In total, Hanjin operates from some 10 offices in Europe and employs 250-300 people in sales and operational roles – probably many more indirectly, in sub-agencies and service roles.
Hans-Peter Becker, a senior manager at Hanjin Shipping in Hamburg, told The Loadstar this morning: “Whatever information we get, we get from the press, not from our management.”
“In fact, today’s announcement to close the European offices is still not confirmed internally. You [the press] are our only reliable source,” he added. “I urge you to have an eye on information you receive and to publish it.”
Two weeks ago the Seoul Central District Court, dealing with Hanjin’s bankruptcy, said the carrier’s largest trade route, between Asia and North America, would be sold off to meet creditors’ claims.
The proposed sale of its transpacific route, where Hanjin enjoyed an 8% market share, would, it said, include offices, staff, service contracts, IT systems and five unspecified containerships, with letters of interest required by 28 October.
However, analysts have questioned the value of Hanjin’s transpacific operations to other carriers on the route that have moved quickly to fill the void in the market left by the sudden suspension of its services.
The rumours in the industry are that the only carrier likely to be seriously interested in the ashes of Hanjin’s transpacific service is its compatriot, Hyundai Merchant Marine (HMM), which is itself being restructured and is effectively controlled by its largest shareholder, the state-owned Korea Development Bank.

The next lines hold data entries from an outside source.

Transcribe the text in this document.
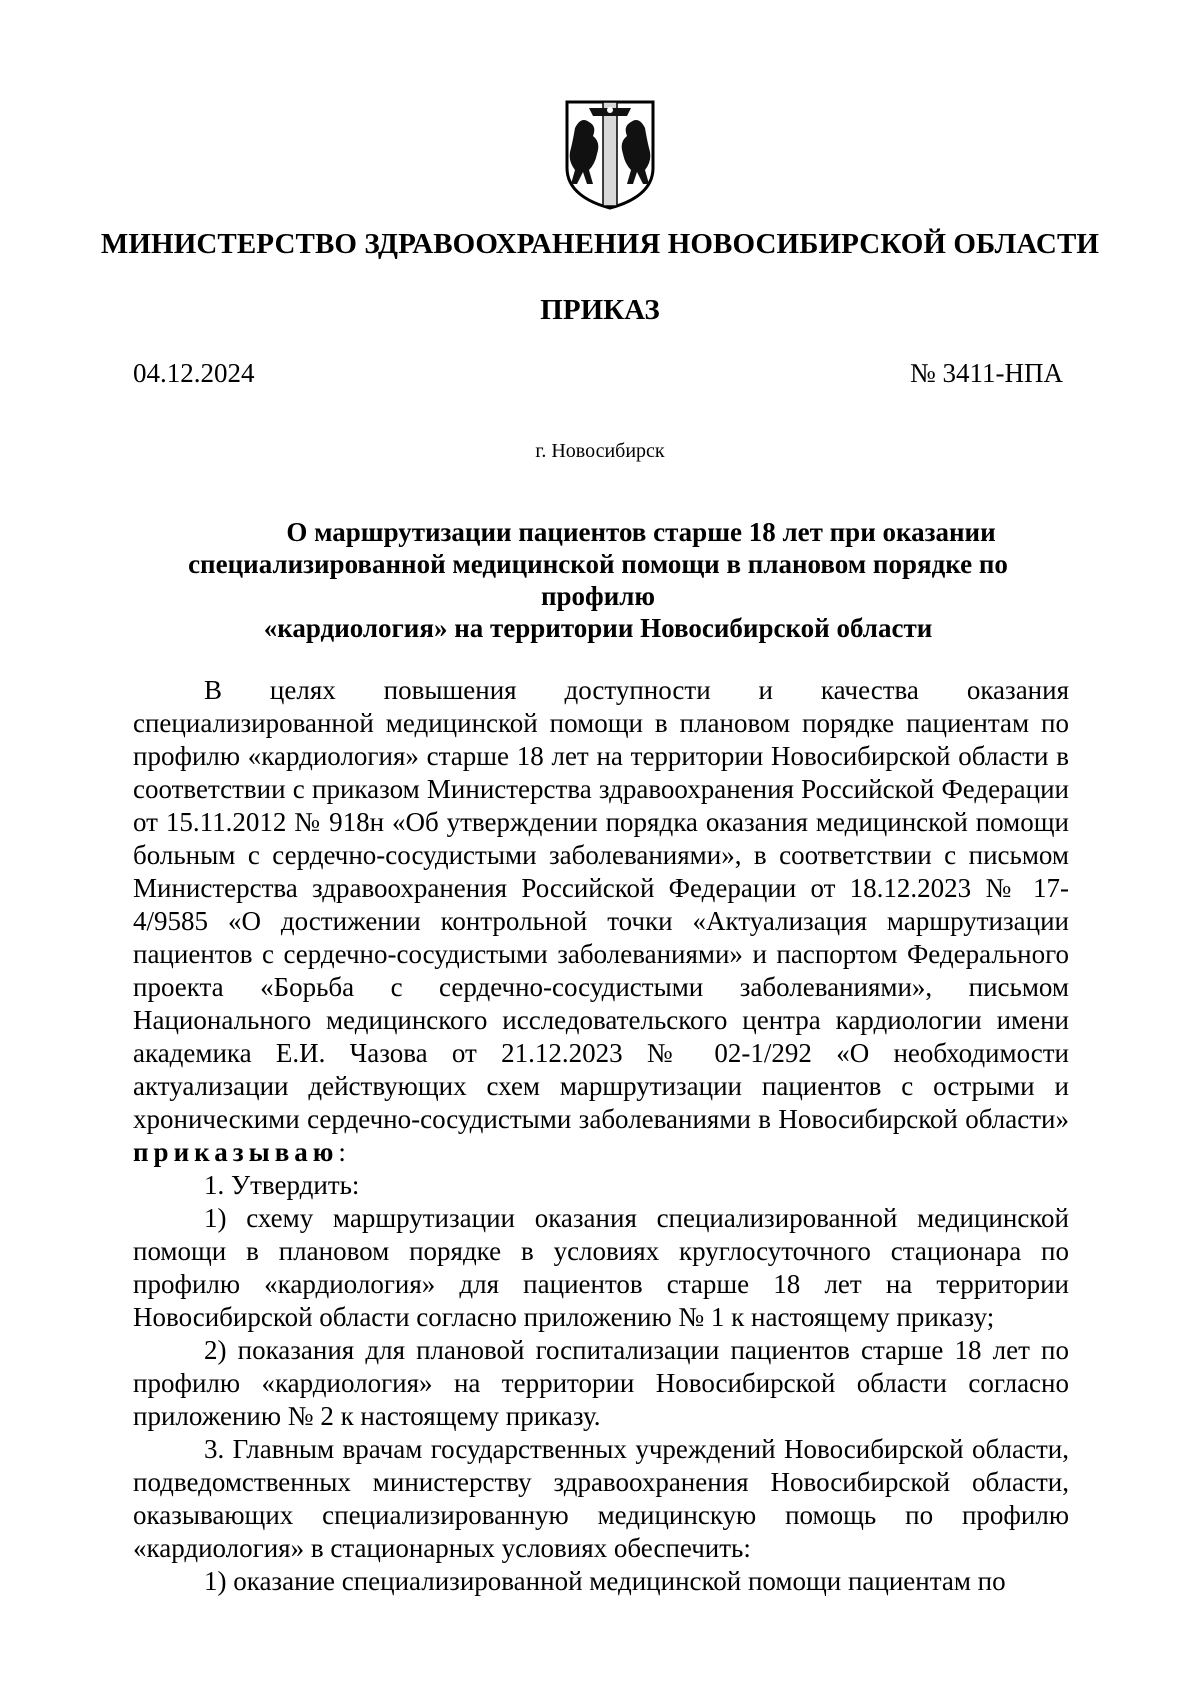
МИНИСТЕРСТВО ЗДРАВООХРАНЕНИЯ НОВОСИБИРСКОЙ ОБЛАСТИ
ПРИКАЗ
04.12.2024	№ 3411-НПА
г. Новосибирск
О маршрутизации пациентов старше 18 лет при оказании
специализированной медицинской помощи в плановом порядке по профилю
«кардиология» на территории Новосибирской области

В целях повышения доступности и качества оказания специализированной медицинской помощи в плановом порядке пациентам по профилю «кардиология» старше 18 лет на территории Новосибирской области в соответствии с приказом Министерства здравоохранения Российской Федерации от 15.11.2012 № 918н «Об утверждении порядка оказания медицинской помощи больным с сердечно-сосудистыми заболеваниями», в соответствии с письмом Министерства здравоохранения Российской Федерации от 18.12.2023 № 17-4/9585 «О достижении контрольной точки «Актуализация маршрутизации пациентов с сердечно-сосудистыми заболеваниями» и паспортом Федерального проекта «Борьба с сердечно-сосудистыми заболеваниями», письмом Национального медицинского исследовательского центра кардиологии имени академика Е.И. Чазова от 21.12.2023 № 02-1/292 «О необходимости актуализации действующих схем маршрутизации пациентов с острыми и хроническими сердечно-сосудистыми заболеваниями в Новосибирской области» приказываю:

1. Утвердить:

1) схему маршрутизации оказания специализированной медицинской помощи в плановом порядке в условиях круглосуточного стационара по профилю «кардиология» для пациентов старше 18 лет на территории Новосибирской области согласно приложению № 1 к настоящему приказу;

2) показания для плановой госпитализации пациентов старше 18 лет по профилю «кардиология» на территории Новосибирской области согласно приложению № 2 к настоящему приказу.

3. Главным врачам государственных учреждений Новосибирской области, подведомственных министерству здравоохранения Новосибирской области, оказывающих специализированную медицинскую помощь по профилю «кардиология» в стационарных условиях обеспечить:

1) оказание специализированной медицинской помощи пациентам по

And today’s decision to close European operations suggests that even optimists at Hanjin HQ do not believe there is any value remaining in its Asia-Europe tradelane.
Hanjin wants to “wash its face” and cut its losses, one industry contact told The Loadstar this morning – which might make economic sense, but has scant regard for loyal staff.
A lack of communication from the line, confirmed by Mr Becker, has been in evidence since Hanjin sought court protection at the end of August, with the masters and crew of many of stranded ships complaining of sparse information on discharging prospects.
As of 18 October, 82 of Hanjin’s 97 container vessels had been fully discharged, however five ships remained under arrest.
Meanwhile, on Friday it was announced that Hanjin was in talks to sell its 54% stake in Total Terminals International, which operates Long Beach Container Terminal (Pier-T), to 46% joint-owner MSC.